Der jüngsten Lohnsteuerstatistik, die die Statistik Austria herausgegeben hat, kann man den Effekt der kalten Progression sehr, sehr eindrucksvoll entnehmen: Die Bruttobezüge steigen immer, selbst in Krisenzeiten wie Ende der 2000er Jahre. Das Aufkommen der einbehaltenen Lohnsteuer steigt fast immer noch stärker; nur in Jahren, in den mit diesen Entlastungen ernst gemacht wird, geht es zurück.

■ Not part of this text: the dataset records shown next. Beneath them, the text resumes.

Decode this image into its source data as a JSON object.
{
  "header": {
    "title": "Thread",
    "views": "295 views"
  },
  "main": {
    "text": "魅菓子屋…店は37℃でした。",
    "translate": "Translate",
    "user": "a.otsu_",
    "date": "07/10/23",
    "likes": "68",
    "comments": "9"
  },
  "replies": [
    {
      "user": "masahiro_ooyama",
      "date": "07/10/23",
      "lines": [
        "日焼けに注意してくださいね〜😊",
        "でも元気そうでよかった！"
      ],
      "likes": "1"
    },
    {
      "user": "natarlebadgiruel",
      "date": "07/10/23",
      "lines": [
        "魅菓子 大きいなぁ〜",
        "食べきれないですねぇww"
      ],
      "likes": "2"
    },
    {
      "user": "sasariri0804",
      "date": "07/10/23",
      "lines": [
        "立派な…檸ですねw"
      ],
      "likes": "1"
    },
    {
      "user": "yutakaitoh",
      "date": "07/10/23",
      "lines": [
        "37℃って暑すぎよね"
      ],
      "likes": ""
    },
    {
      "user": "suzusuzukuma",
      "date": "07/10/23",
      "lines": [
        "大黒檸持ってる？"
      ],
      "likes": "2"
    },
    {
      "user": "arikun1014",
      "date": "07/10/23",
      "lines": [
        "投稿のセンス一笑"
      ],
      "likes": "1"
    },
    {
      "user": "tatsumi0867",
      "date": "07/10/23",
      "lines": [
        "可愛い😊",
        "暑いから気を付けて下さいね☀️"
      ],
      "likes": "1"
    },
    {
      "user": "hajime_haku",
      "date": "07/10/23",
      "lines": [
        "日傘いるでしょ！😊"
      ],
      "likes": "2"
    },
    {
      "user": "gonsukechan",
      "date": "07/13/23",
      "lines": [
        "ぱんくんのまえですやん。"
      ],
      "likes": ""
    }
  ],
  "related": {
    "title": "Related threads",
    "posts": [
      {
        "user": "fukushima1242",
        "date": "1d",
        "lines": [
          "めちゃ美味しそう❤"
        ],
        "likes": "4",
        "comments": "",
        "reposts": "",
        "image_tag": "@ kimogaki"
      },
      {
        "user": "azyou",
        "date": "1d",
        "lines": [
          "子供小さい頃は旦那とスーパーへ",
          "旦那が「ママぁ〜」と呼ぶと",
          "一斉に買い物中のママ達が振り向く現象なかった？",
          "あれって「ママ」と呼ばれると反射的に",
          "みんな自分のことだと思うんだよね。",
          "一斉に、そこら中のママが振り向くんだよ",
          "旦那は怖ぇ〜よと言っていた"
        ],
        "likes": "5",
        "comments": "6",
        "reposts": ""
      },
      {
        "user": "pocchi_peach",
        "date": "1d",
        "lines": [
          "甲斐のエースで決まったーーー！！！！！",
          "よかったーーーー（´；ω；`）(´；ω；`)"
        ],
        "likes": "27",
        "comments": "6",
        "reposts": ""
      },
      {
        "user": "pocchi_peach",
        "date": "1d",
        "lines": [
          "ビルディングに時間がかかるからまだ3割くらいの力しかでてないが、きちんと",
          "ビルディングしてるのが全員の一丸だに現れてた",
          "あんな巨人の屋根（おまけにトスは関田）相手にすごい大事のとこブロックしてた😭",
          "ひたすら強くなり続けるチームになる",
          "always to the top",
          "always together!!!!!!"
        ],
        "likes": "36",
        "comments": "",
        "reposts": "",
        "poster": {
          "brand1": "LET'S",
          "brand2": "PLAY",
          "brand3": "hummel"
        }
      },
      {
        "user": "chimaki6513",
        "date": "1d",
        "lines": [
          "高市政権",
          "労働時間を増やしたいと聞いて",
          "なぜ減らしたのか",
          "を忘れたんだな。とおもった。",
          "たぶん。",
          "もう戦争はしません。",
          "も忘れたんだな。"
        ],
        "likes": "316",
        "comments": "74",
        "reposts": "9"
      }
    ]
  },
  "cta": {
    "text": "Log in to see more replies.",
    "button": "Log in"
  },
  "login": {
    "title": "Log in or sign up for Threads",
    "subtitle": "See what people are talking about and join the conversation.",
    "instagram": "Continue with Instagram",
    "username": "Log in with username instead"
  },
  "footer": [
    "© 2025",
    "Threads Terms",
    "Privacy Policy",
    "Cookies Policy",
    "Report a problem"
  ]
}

Nachfolgende dieSubstanz.at-Grafik stellt diese Entwicklung seit dem Jahr 2010 dar. Das Lohnsteueraufkommen hat seither meist locker um zwei Prozentpunkte stärker zugenommen als die Bruttobezüge. Ausnahme: 2016 kam es im Zuge der Steuerreform zu einem regelrechten Lohnsteuereinbruch (minus 10,8 Prozent). Bemerkenswert ist jedoch, dass sich die beiden Summen über all die Jahre sehr, sehr ähnlich entwickelt haben: Sie sind um jeweils etwas mehr als 30 Prozent gestiegen. Sprich: Von einer richtigen Entlastung kann in diesem Zeitfenster keine Rede sein. Da ist nichts geblieben.
Die Geschichte geht jedoch weiter: Wenn von der Lohnsteuerreduktion, die ursprünglich ja auch z.B. Teil des grünen Ökosteuerkonzept war, nichts übrig bleibt, was dann? Dann wird es schwer, eine aufkommensneutrale Gesamtreform durchzuführen bzw. eher unmöglich die Steuer- und Abgabenquote unterm Strich wirklich spürbar zu reduzieren.
Grund: Ökologisierung bedeutet vor allem auch Belastung klimaschädlicher Güter und Verhaltensweisen. Autofahren bzw. Benzin, geschweige denn Diesel (Dieselprivileg!) muss etwa ganz schön teurer werden, damit es zum gewünschten Effekt kommt.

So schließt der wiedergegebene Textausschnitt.